I touched his arm, tentatively, gently. He didn't tell me to go away. I eased
my arms around him and found that he was trembling, a fine tremor that went from the top of his head down his entire body. I held him in my arms and wished I knew what to say.

He whispered against my hair. “When it grew back, but not all the way back, he beat me again. New flesh is more tender than old, and when it broke enough times, it stayed broken. It didn't heal perfectly, and once he'd messed me up, he seemed satisified. Now that Chimera isn't here to mess me up, my nose is healing. It's getting straighter, every time I come back from leopard form.” He leaned in against me, slowly, as if he had to fight to let the tension go. He stayed like that, relaxing by inches, while I held him and rubbed his back in useless circles.

Normal people would have told him lies, like it's alright, I'm here, but he deserved better than lies. “He's dead, Micah. He's dead, and he can't hurt you anymore. He can't hurt anyone anymore.”

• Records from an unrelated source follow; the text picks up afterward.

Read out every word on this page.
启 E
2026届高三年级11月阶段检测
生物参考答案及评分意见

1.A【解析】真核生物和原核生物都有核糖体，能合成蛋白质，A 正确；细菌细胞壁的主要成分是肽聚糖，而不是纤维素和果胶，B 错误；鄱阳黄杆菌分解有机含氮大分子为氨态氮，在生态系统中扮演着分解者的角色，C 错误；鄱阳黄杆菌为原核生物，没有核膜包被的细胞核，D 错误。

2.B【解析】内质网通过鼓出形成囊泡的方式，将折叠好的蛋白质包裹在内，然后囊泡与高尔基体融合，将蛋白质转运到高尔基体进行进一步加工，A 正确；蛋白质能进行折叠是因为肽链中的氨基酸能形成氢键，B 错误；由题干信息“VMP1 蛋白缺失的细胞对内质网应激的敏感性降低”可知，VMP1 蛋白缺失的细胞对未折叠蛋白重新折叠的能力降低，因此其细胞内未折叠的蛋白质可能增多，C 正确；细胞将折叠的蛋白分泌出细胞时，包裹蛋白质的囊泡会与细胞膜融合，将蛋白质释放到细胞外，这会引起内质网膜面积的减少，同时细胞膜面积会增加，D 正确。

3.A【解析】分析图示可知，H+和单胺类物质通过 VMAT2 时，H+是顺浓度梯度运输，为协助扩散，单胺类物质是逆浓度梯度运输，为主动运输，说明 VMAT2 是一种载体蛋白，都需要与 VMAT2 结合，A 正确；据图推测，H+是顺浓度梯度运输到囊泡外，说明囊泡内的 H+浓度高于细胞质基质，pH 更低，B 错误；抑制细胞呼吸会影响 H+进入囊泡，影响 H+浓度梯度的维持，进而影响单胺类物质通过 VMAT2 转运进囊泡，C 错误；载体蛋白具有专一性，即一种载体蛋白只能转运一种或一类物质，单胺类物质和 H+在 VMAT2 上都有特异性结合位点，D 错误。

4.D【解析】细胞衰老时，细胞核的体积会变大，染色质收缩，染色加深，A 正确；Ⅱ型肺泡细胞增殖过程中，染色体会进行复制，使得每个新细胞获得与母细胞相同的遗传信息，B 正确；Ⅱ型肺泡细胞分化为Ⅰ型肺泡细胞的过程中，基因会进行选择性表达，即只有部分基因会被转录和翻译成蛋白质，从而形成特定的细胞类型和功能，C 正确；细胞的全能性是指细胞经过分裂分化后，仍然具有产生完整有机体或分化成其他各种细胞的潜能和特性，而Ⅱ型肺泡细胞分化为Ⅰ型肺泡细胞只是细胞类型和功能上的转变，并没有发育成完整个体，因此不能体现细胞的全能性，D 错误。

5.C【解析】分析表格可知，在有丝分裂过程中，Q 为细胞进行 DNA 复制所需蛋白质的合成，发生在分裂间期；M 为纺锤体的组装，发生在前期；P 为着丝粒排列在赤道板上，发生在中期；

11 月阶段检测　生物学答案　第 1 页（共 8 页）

He gave another sound, half swallowed laugh, half sob. “No, he can't, because you killed him. You killed him, Anita. I couldn't kill him. I couldn't protect my people. I couldn't protect them.” He began to collapse to his knees, and if I hadn't caught him, he'd have fallen. But I did catch him, and I lowered us both to the edge of grass near the trees. I sat on the grass and held him, rocked him, while he cried, not for himself, but for all the people he couldn't save.

I held him until the crying quieted, then stopped, and I held him some more in the windswept silence. I held him and let the October wind wash us both clean. Clean of sadness, clean of that horrible urge I had to tear things down. I made myself a promise sitting there in the grass, with the feel of him wrapped around my body. I promised not to poke at things anymore. I promised not to break things if they were working. I promised not to stir up shit, if it didn't have to be stirred. I said a little prayer to help me keep those promises. Because, God knew, that the chances of me keeping any of those promises without divine intervention were slim to none.